THE GOOD TASTE IN UNIVERSITY PUBLISHING CITATION: Editors emeritus, New Mexico State University yearbook
During the early 1900s, editors of the New Mexico State University yearbook decided to call their annual publishing effort”The Swastika.” Nothing nefarious about that — at least not at the time. The swastika was just an ancient Greek symbol, appropriated over the centuries by numerous cultures, including several American Indian tribes.
But when Adolf Hitler made it his logo, the editors steadfastly refused to abandon their besmirched standard. Even years after the Holocaust, they were still blithely insisting that, to them, the four-armed cross connoted only good times and friends. It was not until last year that the university board of regents finally stepped in.
New Mexico State now has a new yearbook: “The Pheonix.”
THE RIN TIN TIN ADVANCEMENT AND CANINE INTERESTS MEDALLION: Auburn University, Auburn, Alabama
Eleanor Ritchey, millionaires and Quaker State Oil heiress, had a thing about dogs.
When she died in 1968, she had 150 of them. And each and every one was well provided for in her will — as was Auburn University, after a fashion.

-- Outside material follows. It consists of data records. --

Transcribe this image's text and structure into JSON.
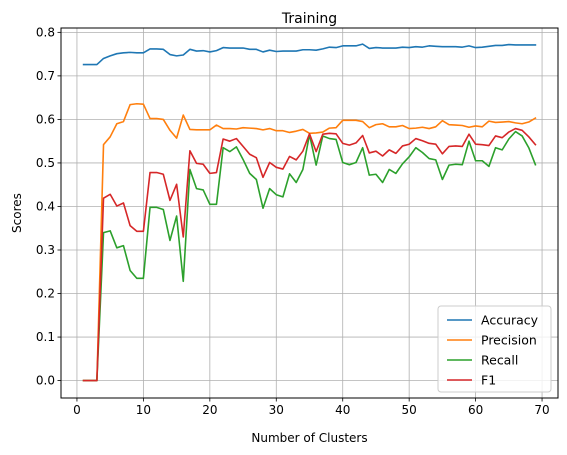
{
  "chart_data": {
    "type": "line",
    "title": "Training",
    "xlabel": "Number of Clusters",
    "ylabel": "Scores",
    "xlim": [
      -2.4,
      72.4
    ],
    "ylim": [
      -0.04,
      0.81
    ],
    "xticks": [
      0,
      10,
      20,
      30,
      40,
      50,
      60,
      70
    ],
    "yticks": [
      0.0,
      0.1,
      0.2,
      0.3,
      0.4,
      0.5,
      0.6,
      0.7,
      0.8
    ],
    "xtick_labels": [
      "0",
      "10",
      "20",
      "30",
      "40",
      "50",
      "60",
      "70"
    ],
    "ytick_labels": [
      "0.0",
      "0.1",
      "0.2",
      "0.3",
      "0.4",
      "0.5",
      "0.6",
      "0.7",
      "0.8"
    ],
    "grid": true,
    "legend_position": "lower-right",
    "x": [
      1,
      2,
      3,
      4,
      5,
      6,
      7,
      8,
      9,
      10,
      11,
      12,
      13,
      14,
      15,
      16,
      17,
      18,
      19,
      20,
      21,
      22,
      23,
      24,
      25,
      26,
      27,
      28,
      29,
      30,
      31,
      32,
      33,
      34,
      35,
      36,
      37,
      38,
      39,
      40,
      41,
      42,
      43,
      44,
      45,
      46,
      47,
      48,
      49,
      50,
      51,
      52,
      53,
      54,
      55,
      56,
      57,
      58,
      59,
      60,
      61,
      62,
      63,
      64,
      65,
      66,
      67,
      68,
      69
    ],
    "series": [
      {
        "name": "Accuracy",
        "color": "#1f77b4",
        "values": [
          0.726,
          0.726,
          0.726,
          0.74,
          0.746,
          0.751,
          0.753,
          0.754,
          0.753,
          0.753,
          0.762,
          0.762,
          0.761,
          0.749,
          0.746,
          0.748,
          0.761,
          0.757,
          0.758,
          0.755,
          0.758,
          0.765,
          0.764,
          0.764,
          0.764,
          0.761,
          0.761,
          0.755,
          0.759,
          0.756,
          0.757,
          0.757,
          0.757,
          0.76,
          0.76,
          0.759,
          0.762,
          0.766,
          0.765,
          0.769,
          0.769,
          0.769,
          0.773,
          0.763,
          0.765,
          0.764,
          0.764,
          0.764,
          0.766,
          0.765,
          0.767,
          0.766,
          0.769,
          0.768,
          0.767,
          0.767,
          0.767,
          0.766,
          0.769,
          0.765,
          0.766,
          0.768,
          0.77,
          0.77,
          0.772,
          0.771,
          0.771,
          0.771,
          0.771
        ]
      },
      {
        "name": "Precision",
        "color": "#ff7f0e",
        "values": [
          0.0,
          0.0,
          0.0,
          0.542,
          0.56,
          0.59,
          0.595,
          0.634,
          0.636,
          0.635,
          0.602,
          0.602,
          0.6,
          0.575,
          0.557,
          0.61,
          0.577,
          0.576,
          0.576,
          0.576,
          0.587,
          0.579,
          0.579,
          0.578,
          0.581,
          0.58,
          0.579,
          0.576,
          0.579,
          0.574,
          0.574,
          0.57,
          0.573,
          0.577,
          0.568,
          0.569,
          0.571,
          0.58,
          0.581,
          0.598,
          0.598,
          0.598,
          0.595,
          0.581,
          0.588,
          0.59,
          0.583,
          0.583,
          0.586,
          0.579,
          0.58,
          0.582,
          0.579,
          0.583,
          0.597,
          0.588,
          0.587,
          0.586,
          0.582,
          0.585,
          0.583,
          0.596,
          0.593,
          0.594,
          0.595,
          0.592,
          0.59,
          0.594,
          0.603
        ]
      },
      {
        "name": "Recall",
        "color": "#2ca02c",
        "values": [
          0.0,
          0.0,
          0.0,
          0.34,
          0.344,
          0.305,
          0.31,
          0.253,
          0.235,
          0.235,
          0.398,
          0.398,
          0.393,
          0.322,
          0.378,
          0.228,
          0.485,
          0.441,
          0.438,
          0.405,
          0.405,
          0.535,
          0.526,
          0.537,
          0.508,
          0.476,
          0.462,
          0.396,
          0.441,
          0.427,
          0.422,
          0.475,
          0.455,
          0.485,
          0.565,
          0.495,
          0.562,
          0.556,
          0.554,
          0.501,
          0.496,
          0.501,
          0.535,
          0.472,
          0.474,
          0.455,
          0.485,
          0.476,
          0.498,
          0.514,
          0.535,
          0.524,
          0.51,
          0.507,
          0.462,
          0.495,
          0.497,
          0.496,
          0.55,
          0.505,
          0.505,
          0.492,
          0.535,
          0.53,
          0.555,
          0.572,
          0.562,
          0.535,
          0.496
        ]
      },
      {
        "name": "F1",
        "color": "#d62728",
        "values": [
          0.0,
          0.0,
          0.0,
          0.419,
          0.428,
          0.401,
          0.408,
          0.356,
          0.343,
          0.343,
          0.478,
          0.478,
          0.474,
          0.414,
          0.451,
          0.33,
          0.528,
          0.499,
          0.497,
          0.476,
          0.478,
          0.555,
          0.55,
          0.556,
          0.538,
          0.52,
          0.512,
          0.467,
          0.501,
          0.49,
          0.486,
          0.515,
          0.507,
          0.527,
          0.567,
          0.526,
          0.566,
          0.568,
          0.567,
          0.545,
          0.541,
          0.546,
          0.563,
          0.523,
          0.527,
          0.516,
          0.53,
          0.522,
          0.539,
          0.543,
          0.556,
          0.551,
          0.545,
          0.543,
          0.521,
          0.538,
          0.539,
          0.538,
          0.566,
          0.543,
          0.542,
          0.54,
          0.562,
          0.558,
          0.571,
          0.579,
          0.575,
          0.56,
          0.542
        ]
      }
    ]
  }
}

The will named the university as Ritchey’s chief beneficiary and chief custodian of the dogs. Auburn could collect interest on the heiress’ millions as long as the moneys were used, at least in part, to take care of the dogs; but the capital could not be touched until the last pet’s demise.

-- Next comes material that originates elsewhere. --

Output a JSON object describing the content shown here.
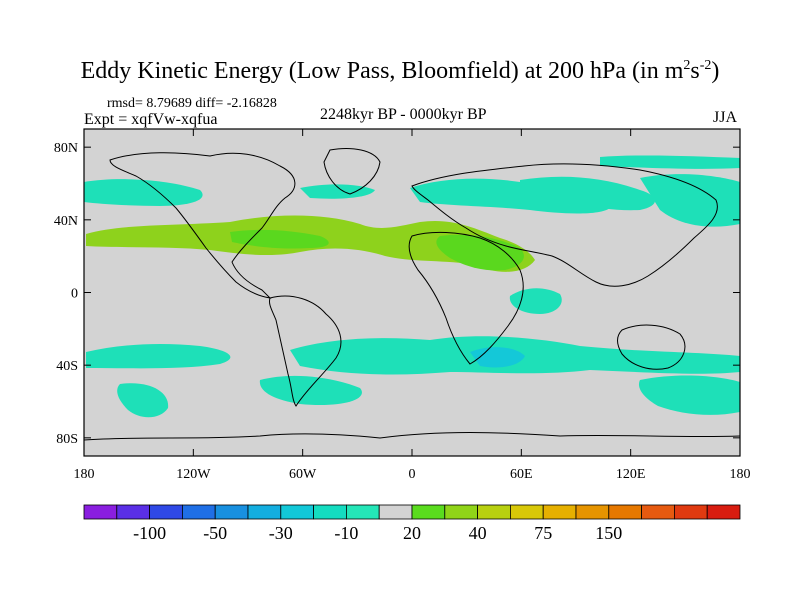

Hence the joyous reaction at Auburn when Ritchey’s one surviving pooch, a mutt named Musketeer, woofed his last in June. All told, the dog’s death gave the university a windfall of $11 million.
There was one catch. All the money must be used for small-animal research.
THE ANDY KAUFMAN EXTREMISM IN DEFENSE OF LUDICROUSNESS AWARD: Stephen H. Schoettler, Barrett Davis, University of California at Berkeley
Berkeley students hurrying to class one morning last spring were startled to look up at the campus giant clock and see that it was–Mickey Mouse time! Two enthusiastic Berkeley Mouseketeers, Stephen Schoettler and Barrett Davis, had made their way up the 30-foot clock tower the previous night and enrobed the hands of the university clock with a gigantic plywood likeness of the famous mouse, complete with white gloves to point to the time. The campus landmark was thus temporarily converted into the world’s largest Mickey Mouse watch.
Campus police apprehended the pranksters in no time at all. Schoettler had fallen off his rope, plunged forty feet to the ground and, though he was not seriously injured, lay crumbled nearby. Davis was outside the campanile’s observation area, still perched on a narrow ledge!
THE JOSEPH STALIN CAMPUS GOVERNANCE PRIZE: Olivet Nazarene College, Kankakee, Illinois
What’s there to do at the Oliver Nazarene College?
Well, what you can’t do is all spelled out in the Resident Campus Philosophy: “Students must refrain form attending the commercial, motion-picture theater, dances, secular rock concerts, discotheques, nightclubs, taverns and similar forms of entertainment–” Other than that, do whatever your heart pleases.